Friday, January 30, 2004

Disposable DVDs not so popular after all, although due to economic reasons rather than ecologic.

So, assuming that we are now in a state of consumer individualism, we can see that success of a concept is weighted heavily towards the short-term gain of the individual. Duh. Question: Is it possible to use this narrow-minded immediacy to create either awareness of sustainability and broader society/influence, or to come up with a system that benefits said more than it benefits the individual? i.e., the consumer benefits and so the scheme stands a chance of survival, but the side-effect is also great.

This could be seen either as an unseen primary effect (where the secondary effect is actually the most visible to the instigator, but lesser on a larger scale), or as a moulding of non-individualism to natural capitalism. The two are are somewhat opposed, but more intertwined than inherently mutually exclusive, I think.

So can we exploit consumerism's primary objectives and fundamental machinations to be of greater benefit to "bigger issues" than current? First, we would have to readily admit that the effects would not be as significant as they would be in a non-capitalist, ideal state, but I feel it is harder to either force or try to convince people to do something when they have already been coaxed into a way of mind that is a). not receptive to such issues, and b). perhaps open to "exploitation".

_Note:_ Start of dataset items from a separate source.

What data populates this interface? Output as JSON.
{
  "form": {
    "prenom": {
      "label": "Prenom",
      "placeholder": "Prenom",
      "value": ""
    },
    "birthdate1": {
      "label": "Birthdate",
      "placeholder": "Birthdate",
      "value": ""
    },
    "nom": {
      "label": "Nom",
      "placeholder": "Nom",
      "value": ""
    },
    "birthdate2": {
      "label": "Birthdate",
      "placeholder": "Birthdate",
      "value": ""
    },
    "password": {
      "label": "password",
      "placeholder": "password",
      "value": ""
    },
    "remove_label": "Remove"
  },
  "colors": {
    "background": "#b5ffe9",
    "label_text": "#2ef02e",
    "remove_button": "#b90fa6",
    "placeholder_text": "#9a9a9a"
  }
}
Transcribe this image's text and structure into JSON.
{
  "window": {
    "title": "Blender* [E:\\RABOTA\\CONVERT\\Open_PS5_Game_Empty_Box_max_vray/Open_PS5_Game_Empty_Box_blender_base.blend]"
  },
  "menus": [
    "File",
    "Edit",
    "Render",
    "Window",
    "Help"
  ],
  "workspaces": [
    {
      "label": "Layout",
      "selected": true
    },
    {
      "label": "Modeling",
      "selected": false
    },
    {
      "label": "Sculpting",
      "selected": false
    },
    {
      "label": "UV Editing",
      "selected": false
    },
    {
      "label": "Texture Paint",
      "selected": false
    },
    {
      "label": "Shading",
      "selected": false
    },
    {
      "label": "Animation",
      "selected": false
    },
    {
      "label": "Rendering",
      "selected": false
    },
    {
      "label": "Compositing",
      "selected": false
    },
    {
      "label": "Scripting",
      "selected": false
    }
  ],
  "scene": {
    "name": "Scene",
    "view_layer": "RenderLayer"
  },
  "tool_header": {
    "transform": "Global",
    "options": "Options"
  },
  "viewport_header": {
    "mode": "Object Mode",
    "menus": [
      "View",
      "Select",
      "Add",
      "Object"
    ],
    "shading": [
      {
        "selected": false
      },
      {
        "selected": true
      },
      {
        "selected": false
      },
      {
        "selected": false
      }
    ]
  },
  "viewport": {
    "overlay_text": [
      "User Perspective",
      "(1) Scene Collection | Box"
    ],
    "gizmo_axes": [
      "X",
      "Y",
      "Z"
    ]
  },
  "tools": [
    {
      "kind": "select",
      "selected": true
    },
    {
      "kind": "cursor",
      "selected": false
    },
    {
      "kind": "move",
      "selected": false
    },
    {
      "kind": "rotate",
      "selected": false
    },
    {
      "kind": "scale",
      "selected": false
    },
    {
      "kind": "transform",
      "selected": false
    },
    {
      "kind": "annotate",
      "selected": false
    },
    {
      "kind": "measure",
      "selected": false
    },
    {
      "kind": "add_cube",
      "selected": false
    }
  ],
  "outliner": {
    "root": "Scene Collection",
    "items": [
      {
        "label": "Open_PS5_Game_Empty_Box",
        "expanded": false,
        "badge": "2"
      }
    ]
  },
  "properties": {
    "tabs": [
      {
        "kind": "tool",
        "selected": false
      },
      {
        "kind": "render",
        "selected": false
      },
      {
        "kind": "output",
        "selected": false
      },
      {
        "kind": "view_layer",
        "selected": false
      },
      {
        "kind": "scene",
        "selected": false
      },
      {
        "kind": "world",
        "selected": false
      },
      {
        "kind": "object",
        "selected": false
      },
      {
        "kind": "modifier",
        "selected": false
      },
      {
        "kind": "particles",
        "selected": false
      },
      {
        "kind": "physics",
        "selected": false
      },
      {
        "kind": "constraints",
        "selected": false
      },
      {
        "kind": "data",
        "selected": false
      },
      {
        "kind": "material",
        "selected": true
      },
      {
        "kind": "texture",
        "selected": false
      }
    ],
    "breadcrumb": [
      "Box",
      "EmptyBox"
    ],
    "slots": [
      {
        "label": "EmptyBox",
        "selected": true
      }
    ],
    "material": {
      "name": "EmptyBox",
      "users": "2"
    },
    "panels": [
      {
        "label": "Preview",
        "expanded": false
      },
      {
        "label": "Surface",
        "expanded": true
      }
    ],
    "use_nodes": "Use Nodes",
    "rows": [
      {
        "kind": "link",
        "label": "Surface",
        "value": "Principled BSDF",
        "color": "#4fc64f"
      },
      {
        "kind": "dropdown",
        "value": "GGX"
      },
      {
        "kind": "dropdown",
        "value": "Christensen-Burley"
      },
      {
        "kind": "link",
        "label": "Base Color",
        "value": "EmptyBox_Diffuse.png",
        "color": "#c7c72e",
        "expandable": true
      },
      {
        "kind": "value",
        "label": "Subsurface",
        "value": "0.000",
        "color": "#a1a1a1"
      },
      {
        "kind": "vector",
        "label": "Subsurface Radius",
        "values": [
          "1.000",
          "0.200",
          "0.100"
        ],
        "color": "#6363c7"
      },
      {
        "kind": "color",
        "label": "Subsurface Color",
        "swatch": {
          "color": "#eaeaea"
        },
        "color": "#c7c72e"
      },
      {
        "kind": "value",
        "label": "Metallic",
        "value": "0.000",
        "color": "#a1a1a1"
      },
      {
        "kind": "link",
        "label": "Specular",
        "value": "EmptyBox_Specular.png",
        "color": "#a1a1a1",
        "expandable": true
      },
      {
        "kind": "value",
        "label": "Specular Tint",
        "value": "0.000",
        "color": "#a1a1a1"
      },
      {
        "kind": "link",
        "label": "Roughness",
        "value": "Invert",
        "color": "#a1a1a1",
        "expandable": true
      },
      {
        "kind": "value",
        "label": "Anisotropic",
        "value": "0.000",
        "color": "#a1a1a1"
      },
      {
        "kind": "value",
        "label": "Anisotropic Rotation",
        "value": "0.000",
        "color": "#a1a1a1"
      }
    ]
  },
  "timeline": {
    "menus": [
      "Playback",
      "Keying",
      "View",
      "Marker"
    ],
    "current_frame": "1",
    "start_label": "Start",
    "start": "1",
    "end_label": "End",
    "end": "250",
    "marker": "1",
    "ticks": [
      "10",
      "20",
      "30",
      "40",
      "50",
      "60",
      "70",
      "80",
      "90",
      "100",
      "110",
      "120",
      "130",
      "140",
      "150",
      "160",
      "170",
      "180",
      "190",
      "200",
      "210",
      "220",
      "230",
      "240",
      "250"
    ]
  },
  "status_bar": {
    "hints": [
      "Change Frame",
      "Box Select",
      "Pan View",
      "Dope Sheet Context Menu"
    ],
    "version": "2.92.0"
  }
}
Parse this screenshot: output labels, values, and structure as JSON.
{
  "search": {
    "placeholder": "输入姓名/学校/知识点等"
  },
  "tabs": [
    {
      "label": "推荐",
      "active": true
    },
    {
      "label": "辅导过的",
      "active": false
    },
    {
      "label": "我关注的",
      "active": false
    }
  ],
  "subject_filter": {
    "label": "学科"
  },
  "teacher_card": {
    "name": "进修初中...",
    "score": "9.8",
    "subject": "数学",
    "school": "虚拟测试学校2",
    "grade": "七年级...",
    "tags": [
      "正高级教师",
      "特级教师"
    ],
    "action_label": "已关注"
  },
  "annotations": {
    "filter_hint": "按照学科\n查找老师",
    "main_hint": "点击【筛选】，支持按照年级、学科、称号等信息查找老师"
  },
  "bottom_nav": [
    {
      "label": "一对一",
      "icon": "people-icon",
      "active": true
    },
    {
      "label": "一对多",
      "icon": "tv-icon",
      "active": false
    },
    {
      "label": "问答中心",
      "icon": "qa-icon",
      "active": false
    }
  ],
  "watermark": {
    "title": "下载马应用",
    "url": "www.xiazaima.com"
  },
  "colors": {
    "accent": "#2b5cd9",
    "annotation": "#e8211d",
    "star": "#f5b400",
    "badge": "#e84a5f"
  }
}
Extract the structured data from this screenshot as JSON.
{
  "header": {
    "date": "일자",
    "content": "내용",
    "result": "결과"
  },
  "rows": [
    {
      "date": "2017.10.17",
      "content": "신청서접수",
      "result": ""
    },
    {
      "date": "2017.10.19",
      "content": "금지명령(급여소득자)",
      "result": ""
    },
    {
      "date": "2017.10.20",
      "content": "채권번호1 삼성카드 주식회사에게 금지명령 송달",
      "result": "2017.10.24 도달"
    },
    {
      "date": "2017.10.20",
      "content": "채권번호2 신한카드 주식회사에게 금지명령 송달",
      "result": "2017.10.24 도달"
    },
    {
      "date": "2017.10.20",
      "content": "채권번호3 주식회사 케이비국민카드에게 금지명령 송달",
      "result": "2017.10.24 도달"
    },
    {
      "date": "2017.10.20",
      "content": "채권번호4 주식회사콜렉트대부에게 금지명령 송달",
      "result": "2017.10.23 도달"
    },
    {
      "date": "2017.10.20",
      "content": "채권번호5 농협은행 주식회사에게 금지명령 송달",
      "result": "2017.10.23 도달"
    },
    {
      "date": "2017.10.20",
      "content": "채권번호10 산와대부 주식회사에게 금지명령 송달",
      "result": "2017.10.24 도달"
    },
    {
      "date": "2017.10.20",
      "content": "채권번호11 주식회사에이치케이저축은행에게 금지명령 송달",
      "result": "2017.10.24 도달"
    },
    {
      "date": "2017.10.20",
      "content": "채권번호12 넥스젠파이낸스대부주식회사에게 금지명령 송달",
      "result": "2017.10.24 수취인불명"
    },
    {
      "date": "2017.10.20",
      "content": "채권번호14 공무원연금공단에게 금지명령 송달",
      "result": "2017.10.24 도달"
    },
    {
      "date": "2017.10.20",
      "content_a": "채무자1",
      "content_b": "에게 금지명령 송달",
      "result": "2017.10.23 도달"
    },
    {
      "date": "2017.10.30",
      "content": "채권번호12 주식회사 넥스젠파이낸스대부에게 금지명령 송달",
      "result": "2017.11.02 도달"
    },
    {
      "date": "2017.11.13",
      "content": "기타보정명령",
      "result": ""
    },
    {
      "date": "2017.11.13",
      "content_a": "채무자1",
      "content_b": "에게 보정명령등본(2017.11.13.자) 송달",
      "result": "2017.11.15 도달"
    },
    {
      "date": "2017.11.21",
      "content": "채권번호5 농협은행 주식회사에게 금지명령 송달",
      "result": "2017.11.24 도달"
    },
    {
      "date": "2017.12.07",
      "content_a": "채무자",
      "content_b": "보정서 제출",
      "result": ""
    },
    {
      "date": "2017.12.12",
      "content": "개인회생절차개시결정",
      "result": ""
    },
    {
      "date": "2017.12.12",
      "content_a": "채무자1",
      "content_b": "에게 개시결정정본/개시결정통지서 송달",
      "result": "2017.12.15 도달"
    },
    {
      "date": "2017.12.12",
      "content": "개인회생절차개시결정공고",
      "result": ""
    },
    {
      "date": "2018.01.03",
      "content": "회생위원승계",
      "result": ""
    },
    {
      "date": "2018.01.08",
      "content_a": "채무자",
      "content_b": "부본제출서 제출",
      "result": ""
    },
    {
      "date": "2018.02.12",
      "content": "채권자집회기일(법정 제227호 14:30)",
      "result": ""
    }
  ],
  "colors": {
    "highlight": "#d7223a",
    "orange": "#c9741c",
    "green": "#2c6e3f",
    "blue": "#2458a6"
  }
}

So far, this is quite abstract, yes. But to take an idea that ties together and worked so well for Star Trek and martial arts, and apply it to economy and society has to start somewhere. It is about using the force present in a system to actually change that system. It can almost be envisioned as a form of momentum - by realising how best to apply further force to the right place, one can influence the behaviour of a moving object to something or somewhere quite different.